Troubles in Paradise by Elin Hilderbrand – As drama unfolds around her and her family after the death of her husband, who was leading a double life, Irene Steele gets some help from a mysterious source and a new beginning in the paradise of St. John after the truth is finally revealed.

A Wild Winter Swan by Gregory Maguire – The best-selling author of Wicked reimagines Hans Christian Andersen’s “The Wild Swans” in the story of an Italian-American rebel who encounters a handsome swan boy during the Christmas season in 1960s New York. 

Missionaries by Phil Klay – The National Book Award-winning author of Redeployment examines the globalization of violence through the interconnected stories of a U.S. Army Special Forces medic, a foreign correspondent, a Colombian officer and a militia lieutenant who navigate the realities of modern warfare.

Ten Lessons for a Post-Pandemic World by Fareed Zakaria – The CNN host and Washington Post columnist shares 10 lessons in subjects ranging from globalization and threat-preparedness to inequality and technological advancement to outline the likely political, social, technological and economic impact of the COVID-19 epidemic. 

Mantel Pieces: Royal Bodies and Other Writing from the London Review of Books by Hilary Mantel – From the twice Booker Prize winner and internationally best-selling Hilary Mantel comes a collection of writing-essays, book reviews, memoir-from over 30 years contributing to the London Review of Books. 

Confessions on the 7:45 by Lisa Unger – Befriending a stranger in an accompanying seat when their commuter train stalls, Selena confesses a personal grievance before her life is upended by her nanny’s disappearance and growing fractures in her marriage.

Dear Child by Romy Hausmann – An English-language release of an international best-seller follows the experiences of a kidnapping victim who struggles to escape her abductor and prove her identity to doubting relatives 14 years after her disappearance.
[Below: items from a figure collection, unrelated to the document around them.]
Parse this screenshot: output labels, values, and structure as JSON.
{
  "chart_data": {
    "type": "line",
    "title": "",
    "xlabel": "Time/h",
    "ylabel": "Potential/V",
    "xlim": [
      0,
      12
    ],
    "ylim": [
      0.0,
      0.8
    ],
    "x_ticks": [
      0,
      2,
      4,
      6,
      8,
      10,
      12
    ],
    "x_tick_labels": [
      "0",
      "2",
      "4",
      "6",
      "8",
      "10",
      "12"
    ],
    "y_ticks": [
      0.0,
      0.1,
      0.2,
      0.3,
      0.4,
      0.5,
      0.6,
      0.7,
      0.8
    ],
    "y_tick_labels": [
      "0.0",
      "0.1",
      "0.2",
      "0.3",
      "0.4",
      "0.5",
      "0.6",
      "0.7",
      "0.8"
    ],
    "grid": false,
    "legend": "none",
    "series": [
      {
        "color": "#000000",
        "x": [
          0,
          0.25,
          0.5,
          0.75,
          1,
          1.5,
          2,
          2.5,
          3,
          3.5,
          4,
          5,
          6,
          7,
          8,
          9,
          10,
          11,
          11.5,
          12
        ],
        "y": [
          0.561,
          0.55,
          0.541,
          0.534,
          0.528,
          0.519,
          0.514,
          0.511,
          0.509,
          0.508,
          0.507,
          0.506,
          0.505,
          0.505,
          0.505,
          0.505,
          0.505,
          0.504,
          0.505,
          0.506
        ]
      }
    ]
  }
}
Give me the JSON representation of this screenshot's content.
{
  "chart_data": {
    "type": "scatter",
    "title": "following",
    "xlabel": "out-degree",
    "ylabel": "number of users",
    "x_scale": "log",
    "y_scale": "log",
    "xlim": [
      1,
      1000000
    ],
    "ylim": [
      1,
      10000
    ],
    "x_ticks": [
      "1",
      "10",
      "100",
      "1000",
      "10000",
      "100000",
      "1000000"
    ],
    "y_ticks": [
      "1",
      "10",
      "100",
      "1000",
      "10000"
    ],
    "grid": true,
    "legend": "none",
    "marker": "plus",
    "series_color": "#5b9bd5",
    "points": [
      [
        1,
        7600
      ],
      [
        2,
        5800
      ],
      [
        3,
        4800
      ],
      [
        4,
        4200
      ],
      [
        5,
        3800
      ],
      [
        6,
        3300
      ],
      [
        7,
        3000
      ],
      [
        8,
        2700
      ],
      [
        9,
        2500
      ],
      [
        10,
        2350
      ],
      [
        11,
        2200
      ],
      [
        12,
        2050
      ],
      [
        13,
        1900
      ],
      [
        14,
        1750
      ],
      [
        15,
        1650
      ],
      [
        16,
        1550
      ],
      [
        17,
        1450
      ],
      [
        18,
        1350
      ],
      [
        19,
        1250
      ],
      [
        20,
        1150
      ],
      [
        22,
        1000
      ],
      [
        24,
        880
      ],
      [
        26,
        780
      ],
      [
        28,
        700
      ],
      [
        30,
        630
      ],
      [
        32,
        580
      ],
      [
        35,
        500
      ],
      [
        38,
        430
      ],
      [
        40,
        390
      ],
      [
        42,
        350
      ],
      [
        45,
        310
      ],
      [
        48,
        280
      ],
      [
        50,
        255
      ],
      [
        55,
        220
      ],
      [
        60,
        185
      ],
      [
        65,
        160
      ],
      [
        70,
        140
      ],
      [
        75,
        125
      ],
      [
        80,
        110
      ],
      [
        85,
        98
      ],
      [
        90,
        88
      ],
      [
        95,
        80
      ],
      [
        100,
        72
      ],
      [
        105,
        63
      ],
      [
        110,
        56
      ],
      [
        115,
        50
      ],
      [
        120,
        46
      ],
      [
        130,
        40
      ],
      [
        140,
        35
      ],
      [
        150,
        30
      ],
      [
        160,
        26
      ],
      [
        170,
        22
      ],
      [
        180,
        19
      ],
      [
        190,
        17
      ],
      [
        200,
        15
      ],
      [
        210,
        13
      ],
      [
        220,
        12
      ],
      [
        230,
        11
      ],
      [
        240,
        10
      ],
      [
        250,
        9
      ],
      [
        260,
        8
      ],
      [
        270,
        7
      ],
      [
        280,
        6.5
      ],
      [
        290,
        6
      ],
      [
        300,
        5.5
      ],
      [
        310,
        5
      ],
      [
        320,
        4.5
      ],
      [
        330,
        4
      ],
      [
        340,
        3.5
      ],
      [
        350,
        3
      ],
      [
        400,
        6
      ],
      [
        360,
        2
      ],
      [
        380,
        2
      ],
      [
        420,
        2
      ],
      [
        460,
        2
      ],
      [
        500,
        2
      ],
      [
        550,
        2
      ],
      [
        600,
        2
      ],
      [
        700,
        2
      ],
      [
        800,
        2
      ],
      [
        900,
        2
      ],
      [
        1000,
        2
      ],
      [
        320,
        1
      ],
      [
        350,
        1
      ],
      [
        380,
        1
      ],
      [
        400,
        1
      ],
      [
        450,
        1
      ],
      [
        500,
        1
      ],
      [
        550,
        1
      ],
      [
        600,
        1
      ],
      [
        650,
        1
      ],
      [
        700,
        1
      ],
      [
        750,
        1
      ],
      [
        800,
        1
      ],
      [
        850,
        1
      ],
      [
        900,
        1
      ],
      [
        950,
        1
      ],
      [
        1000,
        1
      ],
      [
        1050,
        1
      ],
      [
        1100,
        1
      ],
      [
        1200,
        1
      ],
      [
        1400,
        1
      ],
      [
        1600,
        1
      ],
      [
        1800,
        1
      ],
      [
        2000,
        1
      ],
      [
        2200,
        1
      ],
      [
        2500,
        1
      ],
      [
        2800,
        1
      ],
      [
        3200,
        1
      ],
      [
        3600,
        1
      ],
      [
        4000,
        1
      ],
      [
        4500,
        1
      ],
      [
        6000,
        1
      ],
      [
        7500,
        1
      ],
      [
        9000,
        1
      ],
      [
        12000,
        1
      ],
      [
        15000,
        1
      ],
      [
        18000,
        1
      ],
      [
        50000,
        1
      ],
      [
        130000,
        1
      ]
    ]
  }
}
The Searcher by Tana French – Looking to start a new life in a small Irish village, former Chicago police officer Cal Hooper comes out of retirement to help find a missing kid and uncovers layers of darkness beneath his picturesque retreat.

The Second Spy (The Books of Elsewhere) by Dean Koontz – Olive is mistaken to think that starting junior high is the most terrifying thing to happen when the wicked Annabelle McMartin returns, two dangerous forces are unlocked, her best friend moves away and her ally starts to rebel.

Be Water, My Friend: The Teachings of Bruce Lee by Shannon Lee – The daughter of the legendary martial artist and president of the Bruce Lee Foundation shares insights into her father’s life-shaping philosophies while demonstrating how the martial arts can be both a metaphor and tool of personal growth.